Gnoma probes in this order on startup:

  1. If you have model_url configured and llamafile is set up → use llamafile.
  2. Ollama at localhost:11434 → use it, picking the smallest model available.
  3. llama.cpp at localhost:8080 → use it.
  4. Llamafile (if it happens to be set up).
  5. Nothing reachable → SLM stays disabled, classifier stays heuristic.

This is what you get if you don't set backend at all.

Preset 6 — Disabled

[slm]
enabled = false

Skips the SLM entirely. The router uses only the keyword-based heuristic classifier; the SLM arm isn't registered. Useful for slow systems or air-gapped setups.

Custom backends

The openaicompat backend IS the escape hatch — point it at any OpenAI-compatible URL and any model name. If you can curl it with a standard chat-completion payload, gnoma can use it as the SLM.

What the SLM actually does

Role Triggered by Effect
Classifier Every prompt Returns task_type (debug / generation / refactor / …), complexity (01), requires_tools (bool). Drives router arm selection.
Arm Tasks with complexity ≤ 0.3 Gnoma routes the task to the SLM directly, including simple tool calls like fs.read foo.go.

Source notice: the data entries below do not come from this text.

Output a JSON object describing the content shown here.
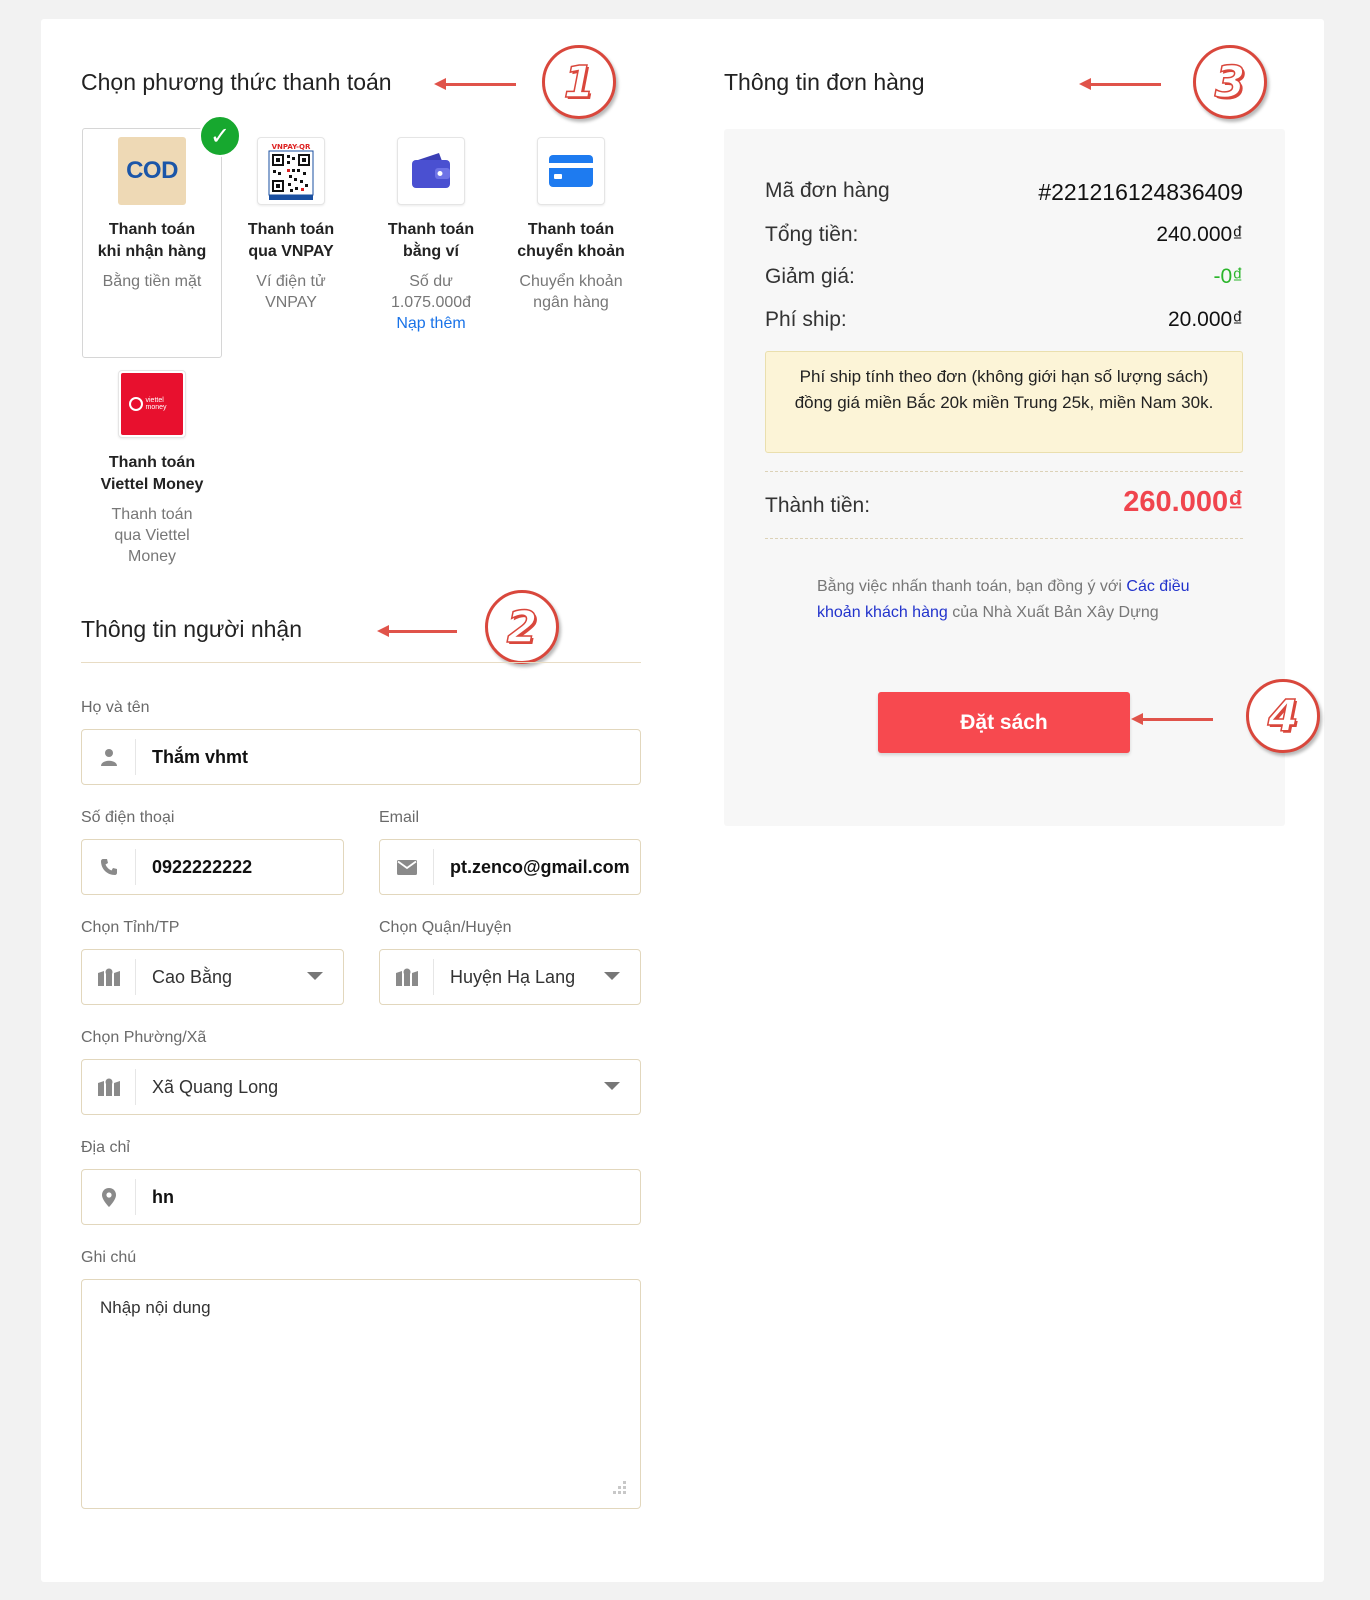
{
  "payment": {
    "title": "Chọn phương thức thanh toán",
    "methods": [
      {
        "icon": "cod-icon",
        "icon_text": "COD",
        "title_line1": "Thanh toán",
        "title_line2": "khi nhận hàng",
        "sub": "Bằng tiền mặt",
        "selected": true
      },
      {
        "icon": "vnpay-qr-icon",
        "icon_text": "VNPAY-QR",
        "title_line1": "Thanh toán",
        "title_line2": "qua VNPAY",
        "sub": "Ví điện tử VNPAY"
      },
      {
        "icon": "wallet-icon",
        "title_line1": "Thanh toán",
        "title_line2": "bằng ví",
        "sub": "Số dư 1.075.000đ",
        "link": "Nạp thêm"
      },
      {
        "icon": "bank-card-icon",
        "title_line1": "Thanh toán",
        "title_line2": "chuyển khoản",
        "sub": "Chuyển khoản ngân hàng"
      },
      {
        "icon": "viettel-money-icon",
        "icon_text": "viettel money",
        "title_line1": "Thanh toán",
        "title_line2": "Viettel Money",
        "sub": "Thanh toán qua Viettel Money"
      }
    ]
  },
  "recipient": {
    "title": "Thông tin người nhận",
    "name_label": "Họ và tên",
    "name_value": "Thắm vhmt",
    "phone_label": "Số điện thoại",
    "phone_value": "0922222222",
    "email_label": "Email",
    "email_value": "pt.zenco@gmail.com",
    "province_label": "Chọn Tỉnh/TP",
    "province_value": "Cao Bằng",
    "district_label": "Chọn Quận/Huyện",
    "district_value": "Huyện Hạ Lang",
    "ward_label": "Chọn Phường/Xã",
    "ward_value": "Xã Quang Long",
    "address_label": "Địa chỉ",
    "address_value": "hn",
    "note_label": "Ghi chú",
    "note_placeholder": "Nhập nội dung"
  },
  "order": {
    "title": "Thông tin đơn hàng",
    "code_label": "Mã đơn hàng",
    "code_value": "#221216124836409",
    "total_label": "Tổng tiền:",
    "total_value": "240.000₫",
    "discount_label": "Giảm giá:",
    "discount_value": "-0₫",
    "ship_label": "Phí ship:",
    "ship_value": "20.000₫",
    "ship_note": "Phí ship tính theo đơn (không giới hạn số lượng sách) đồng giá miền Bắc 20k miền Trung 25k, miền Nam 30k.",
    "grand_label": "Thành tiền:",
    "grand_value": "260.000₫",
    "terms_prefix": "Bằng việc nhấn thanh toán, bạn đồng ý với ",
    "terms_link": "Các điều khoản khách hàng",
    "terms_suffix": " của Nhà Xuất Bản Xây Dựng",
    "button": "Đặt sách"
  },
  "annotations": {
    "step1": "1",
    "step2": "2",
    "step3": "3",
    "step4": "4",
    "color": "#d9473c"
  },
  "colors": {
    "accent_red": "#f7494f",
    "success_green": "#17a82f",
    "link_blue": "#1a73e8",
    "note_bg": "#fcf4d7"
  }
}
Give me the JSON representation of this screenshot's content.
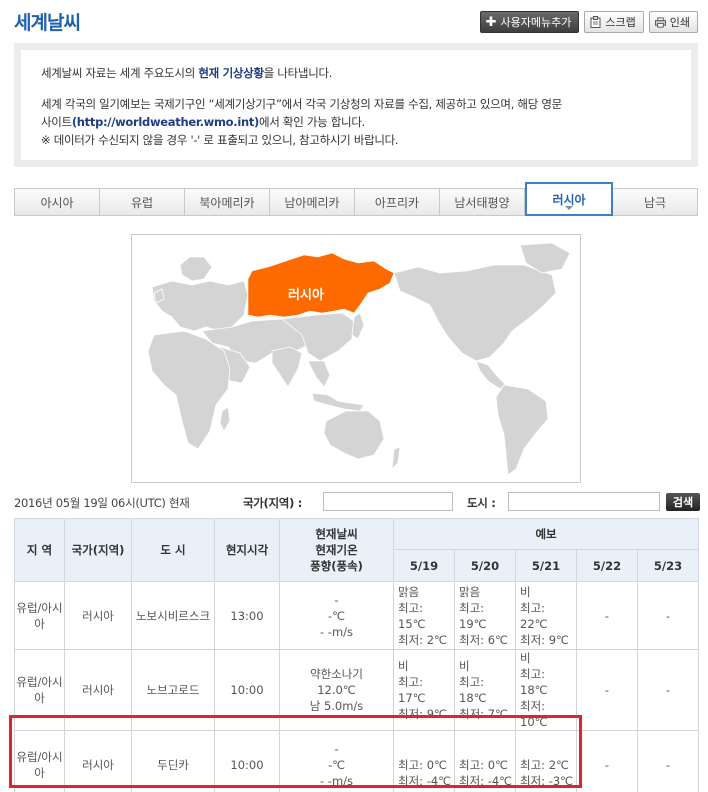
{
  "page": {
    "title": "세계날씨"
  },
  "actions": {
    "add_menu": "사용자메뉴추가",
    "scrap": "스크랩",
    "print": "인쇄"
  },
  "info": {
    "line1_pre": "세계날씨 자료는 세계 주요도시의 ",
    "line1_bold": "현재 기상상황",
    "line1_post": "을 나타냅니다.",
    "line2": "세계 각국의 일기예보는 국제기구인 “세계기상기구”에서 각국 기상청의 자료를 수집, 제공하고 있으며, 해당 영문",
    "line3_pre": "사이트",
    "line3_link": "(http://worldweather.wmo.int)",
    "line3_post": "에서 확인 가능 합니다.",
    "line4": "※ 데이터가 수신되지 않을 경우 '-' 로 표출되고 있으니, 참고하시기 바랍니다."
  },
  "tabs": [
    "아시아",
    "유럽",
    "북아메리카",
    "남아메리카",
    "아프리카",
    "남서태평양",
    "러시아",
    "남극"
  ],
  "active_tab": "러시아",
  "map": {
    "region_label": "러시아",
    "highlight_color": "#ff6a00",
    "land_color": "#d4d4d4"
  },
  "search": {
    "time": "2016년 05월 19일 06시(UTC) 현재",
    "country_label": "국가(지역) :",
    "city_label": "도시 :",
    "button": "검색"
  },
  "table": {
    "h_region": "지 역",
    "h_country": "국가(지역)",
    "h_city": "도 시",
    "h_local": "현지시각",
    "h_current": "현재날씨\n현재기온\n풍향(풍속)",
    "h_forecast": "예보",
    "dates": [
      "5/19",
      "5/20",
      "5/21",
      "5/22",
      "5/23"
    ],
    "rows": [
      {
        "region": "유럽/아시아",
        "country": "러시아",
        "city": "노보시비르스크",
        "time": "13:00",
        "current": "-\n-℃\n- -m/s",
        "fc": [
          "맑음\n최고: 15℃\n최저: 2℃",
          "맑음\n최고: 19℃\n최저: 6℃",
          "비\n최고: 22℃\n최저: 9℃",
          "-",
          "-"
        ]
      },
      {
        "region": "유럽/아시아",
        "country": "러시아",
        "city": "노브고로드",
        "time": "10:00",
        "current": "약한소나기\n12.0℃\n남 5.0m/s",
        "fc": [
          "비\n최고: 17℃\n최저: 9℃",
          "비\n최고: 18℃\n최저: 7℃",
          "비\n최고: 18℃\n최저: 10℃",
          "-",
          "-"
        ]
      },
      {
        "region": "유럽/아시아",
        "country": "러시아",
        "city": "두딘카",
        "time": "10:00",
        "current": "-\n-℃\n- -m/s",
        "fc": [
          "\n최고: 0℃\n최저: -4℃",
          "\n최고: 0℃\n최저: -4℃",
          "\n최고: 2℃\n최저: -3℃",
          "-",
          "-"
        ]
      }
    ]
  }
}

Both roles use the same backend + model. The SLM arm is registered with MaxComplexity=0.3 so anything more complex automatically routes to a bigger arm. Trivial work — knowledge questions, short explanations, single file reads — stays local on the small model.

Picking a model

The two roles have different demands:

  • Arm execution is forgiving. The model just has to answer the prompt or emit a single tool call. Tiny3.5-500M handles general chat, trivia, and simple file reads (when tools capability is present). Any small model with tool support works here.
  • Classifier is stricter. The model has to follow a JSON output schema. Models below ~3 B parameters frequently fail this contract — they emit prose, partial JSON, or thinking tokens instead of clean output. The classifier then falls back to the heuristic, which is fine but means the SLM signal isn't contributing. If gnoma router stats shows a high slm_fallback share, the model is missing the JSON contract; bumping to ~3 B parameters (qwen2.5-coder:3b, phi-3-mini, ministral-3:3b) typically resolves this.

You don't have to pick a model that does both well. The common shape is:

  • Use a small (500 M 1.5 B) tool-capable model as the SLM arm — it answers trivial questions and runs simple tool calls without going up to a bigger model.
  • Accept that the classifier role falls back to the keyword heuristic on small models. The heuristic is good enough for routing.
  • Watch gnoma router stats to see the actual mix — the slm/<backend> arm row counts tells you whether the SLM is executing real work, which is what matters most.

Verifying

After picking a preset:

gnoma slm status

Output looks like:

slm enabled: true
slm backend: ollama
  model:   reecdev/tiny3.5:500m

live probe:
  ✓ ollama ready (model=reecdev/tiny3.5:500m, boot=0s)

Run a few prompts, then check:

gnoma router stats

The classifier-source breakdown reveals what's actually being used:

Classifier source breakdown:
  SOURCE        COUNT  SHARE
  slm           18     60.0%
  slm_fallback  4      13.3%
  heuristic     8      26.7%
  total observations: 30

A healthy SLM share (≥50 %) means the classifier is firing reliably. High slm_fallback means the model is failing to return valid JSON — try a larger model.